Duchenne muscular dystrophy, which strikes in 1 out of 5,000 newborn boys, results from a genetic deficiency in dystrophin, a protein involved in repairing muscle fibers affected by daily movement and activities such as exercise. The lack of dystrophin leads to shredding and slowly deteriorating muscles.
The disease makes most patients wheelchair-bound by age 10 and risk for death by their early 30s.
Restored Muscle Function
The team led by biomedical engineering professor Charles A. Gersbach used a mouse model suffering from a mutated exon of the dystrophin gene, programming CRISPR/CAS9 — a bacterial-protein derived process of cutting and pasting DNA portions — to snip out the defective exon.
They then left the natural repair system of the body to stitch the remaining gene back together, creating a shortened yet functional gene version.
The therapy delivered directly to a leg muscle restored dystrophin and increased muscle strength in the adult mouse, after which the researchers injected a combination of CRISPR and AAV, the most popular virus today for delivering genes, into the bloodstream to reach every muscle.
Some muscles, including the heart, were corrected by the therapy, and this is considered a major success because heart failure surfaces as the common cause of death among Duchenne sufferers.
Gersbach said in a press release that while there is substantial work ahead in seeing if their findings will work and are safe in humans, the results aren't any less exciting.
"From here, we'll be optimizing the delivery system, evaluating the approach in more severe models of DMD, and assessing efficiency and safety in larger animals with the eventual goal of getting into clinical trials," he explained.
Gersbach, who has been exploring Duchenne treatments since he began his Duke University lab in 2009, lately focused on CRISPR. But there were hurdles along the way.
"[There's] delivery. We know what genes need to be fixed for certain diseases, but getting the gene editing tools where they need to go is a huge challenge," said Chris Nelson, a fellow in Gersbach's lab who led the work, adding that viruses, which evolved for billions of years, are the best way to go right now.
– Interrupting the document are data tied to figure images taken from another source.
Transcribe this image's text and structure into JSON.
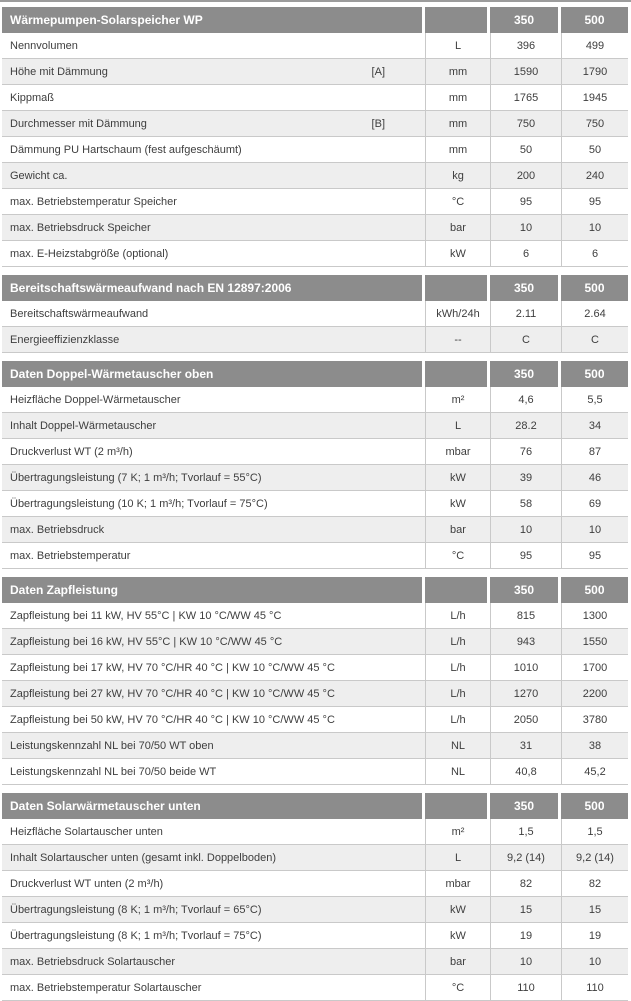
{
  "table": {
    "sections": [
      {
        "title": "Wärmepumpen-Solarspeicher WP",
        "col350": "350",
        "col500": "500",
        "rows": [
          {
            "label": "Nennvolumen",
            "unit": "L",
            "v350": "396",
            "v500": "499"
          },
          {
            "label": "Höhe mit Dämmung",
            "bracket": "[A]",
            "unit": "mm",
            "v350": "1590",
            "v500": "1790"
          },
          {
            "label": "Kippmaß",
            "unit": "mm",
            "v350": "1765",
            "v500": "1945"
          },
          {
            "label": "Durchmesser mit Dämmung",
            "bracket": "[B]",
            "unit": "mm",
            "v350": "750",
            "v500": "750"
          },
          {
            "label": "Dämmung PU Hartschaum (fest aufgeschäumt)",
            "unit": "mm",
            "v350": "50",
            "v500": "50"
          },
          {
            "label": "Gewicht ca.",
            "unit": "kg",
            "v350": "200",
            "v500": "240"
          },
          {
            "label": "max. Betriebstemperatur Speicher",
            "unit": "°C",
            "v350": "95",
            "v500": "95"
          },
          {
            "label": "max. Betriebsdruck Speicher",
            "unit": "bar",
            "v350": "10",
            "v500": "10"
          },
          {
            "label": "max. E-Heizstabgröße (optional)",
            "unit": "kW",
            "v350": "6",
            "v500": "6"
          }
        ]
      },
      {
        "title": "Bereitschaftswärmeaufwand nach EN 12897:2006",
        "col350": "350",
        "col500": "500",
        "rows": [
          {
            "label": "Bereitschaftswärmeaufwand",
            "unit": "kWh/24h",
            "v350": "2.11",
            "v500": "2.64"
          },
          {
            "label": "Energieeffizienzklasse",
            "unit": "--",
            "v350": "C",
            "v500": "C"
          }
        ]
      },
      {
        "title": "Daten Doppel-Wärmetauscher oben",
        "col350": "350",
        "col500": "500",
        "rows": [
          {
            "label": "Heizfläche Doppel-Wärmetauscher",
            "unit": "m²",
            "v350": "4,6",
            "v500": "5,5"
          },
          {
            "label": "Inhalt Doppel-Wärmetauscher",
            "unit": "L",
            "v350": "28.2",
            "v500": "34"
          },
          {
            "label": "Druckverlust WT (2 m³/h)",
            "unit": "mbar",
            "v350": "76",
            "v500": "87"
          },
          {
            "label": "Übertragungsleistung (7 K; 1 m³/h; Tvorlauf = 55°C)",
            "unit": "kW",
            "v350": "39",
            "v500": "46"
          },
          {
            "label": "Übertragungsleistung (10 K; 1 m³/h; Tvorlauf = 75°C)",
            "unit": "kW",
            "v350": "58",
            "v500": "69"
          },
          {
            "label": "max. Betriebsdruck",
            "unit": "bar",
            "v350": "10",
            "v500": "10"
          },
          {
            "label": "max. Betriebstemperatur",
            "unit": "°C",
            "v350": "95",
            "v500": "95"
          }
        ]
      },
      {
        "title": "Daten Zapfleistung",
        "col350": "350",
        "col500": "500",
        "rows": [
          {
            "label": "Zapfleistung bei 11 kW, HV 55°C | KW 10 °C/WW 45 °C",
            "unit": "L/h",
            "v350": "815",
            "v500": "1300"
          },
          {
            "label": "Zapfleistung bei 16 kW, HV 55°C | KW 10 °C/WW 45 °C",
            "unit": "L/h",
            "v350": "943",
            "v500": "1550"
          },
          {
            "label": "Zapfleistung bei 17 kW, HV 70 °C/HR 40 °C | KW 10 °C/WW 45 °C",
            "unit": "L/h",
            "v350": "1010",
            "v500": "1700"
          },
          {
            "label": "Zapfleistung bei 27 kW, HV 70 °C/HR 40 °C | KW 10 °C/WW 45 °C",
            "unit": "L/h",
            "v350": "1270",
            "v500": "2200"
          },
          {
            "label": "Zapfleistung bei 50 kW, HV 70 °C/HR 40 °C | KW 10 °C/WW 45 °C",
            "unit": "L/h",
            "v350": "2050",
            "v500": "3780"
          },
          {
            "label": "Leistungskennzahl NL bei 70/50 WT oben",
            "unit": "NL",
            "v350": "31",
            "v500": "38"
          },
          {
            "label": "Leistungskennzahl NL bei 70/50 beide WT",
            "unit": "NL",
            "v350": "40,8",
            "v500": "45,2"
          }
        ]
      },
      {
        "title": "Daten Solarwärmetauscher unten",
        "col350": "350",
        "col500": "500",
        "rows": [
          {
            "label": "Heizfläche Solartauscher unten",
            "unit": "m²",
            "v350": "1,5",
            "v500": "1,5"
          },
          {
            "label": "Inhalt Solartauscher unten (gesamt inkl. Doppelboden)",
            "unit": "L",
            "v350": "9,2 (14)",
            "v500": "9,2 (14)"
          },
          {
            "label": "Druckverlust WT unten (2 m³/h)",
            "unit": "mbar",
            "v350": "82",
            "v500": "82"
          },
          {
            "label": "Übertragungsleistung (8 K; 1 m³/h; Tvorlauf = 65°C)",
            "unit": "kW",
            "v350": "15",
            "v500": "15"
          },
          {
            "label": "Übertragungsleistung (8 K; 1 m³/h; Tvorlauf = 75°C)",
            "unit": "kW",
            "v350": "19",
            "v500": "19"
          },
          {
            "label": "max. Betriebsdruck Solartauscher",
            "unit": "bar",
            "v350": "10",
            "v500": "10"
          },
          {
            "label": "max. Betriebstemperatur Solartauscher",
            "unit": "°C",
            "v350": "110",
            "v500": "110"
          }
        ]
      }
    ],
    "colors": {
      "header_bg": "#8c8c8c",
      "header_text": "#ffffff",
      "row_alt_bg": "#eeeeee",
      "border": "#c9c9c9",
      "text": "#3e3e3e"
    }
  }
}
This led the team to package the gene editing tool into AAV, used in late-phase clinical trials in the U.S. and also already approved in a gene therapy drug in the European Union.
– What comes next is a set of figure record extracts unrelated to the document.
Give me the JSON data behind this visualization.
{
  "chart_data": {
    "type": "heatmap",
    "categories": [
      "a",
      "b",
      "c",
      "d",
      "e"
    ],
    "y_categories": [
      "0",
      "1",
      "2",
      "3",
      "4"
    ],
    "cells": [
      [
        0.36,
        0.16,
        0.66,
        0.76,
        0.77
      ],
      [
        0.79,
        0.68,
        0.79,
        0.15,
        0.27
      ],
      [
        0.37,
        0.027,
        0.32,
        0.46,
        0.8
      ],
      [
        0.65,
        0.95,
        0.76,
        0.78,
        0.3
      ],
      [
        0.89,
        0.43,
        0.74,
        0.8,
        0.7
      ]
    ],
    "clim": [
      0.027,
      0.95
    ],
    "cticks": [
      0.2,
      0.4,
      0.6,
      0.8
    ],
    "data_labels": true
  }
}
To use viruses as delivery vehicles for the gene therapy, the researchers took all the harmful genes out of the virus and put in the beneficial genes in. AAV is said to be special in that it is non-pathogenic, many people are exposed to it, and it is "exceptionally effective" at penetrating cells.
Size was another challenge, as AAV is a small virus and CRISPR is relatively huge.
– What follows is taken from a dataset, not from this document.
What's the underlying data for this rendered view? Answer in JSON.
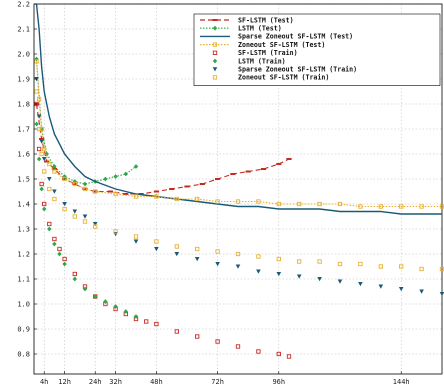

To address the packaging issue, Feng Zhang of MIT and Harvard scoured bacteria and discovered the much smaller Cas9 protein of the Staph bacteria — small enough to comfortably fit inside AAV.
Duke University researchers previously attempted to use CRISPR to solve genetic mutations in Duchenne patients' cultured cells, while other labs had fixed genes in single-cell embryos. The former faced delivery problems, while the latter remains unethical to be performed in humans.
Gersbach acknowledge ethical concerns in using CRISPR for addressing genetic mutations in human embryos, but argued that CRISPR's role in correcting mutations via sick individuals' tissues "is not under debate."
Their study, according to him, shows the way to the elusive cure.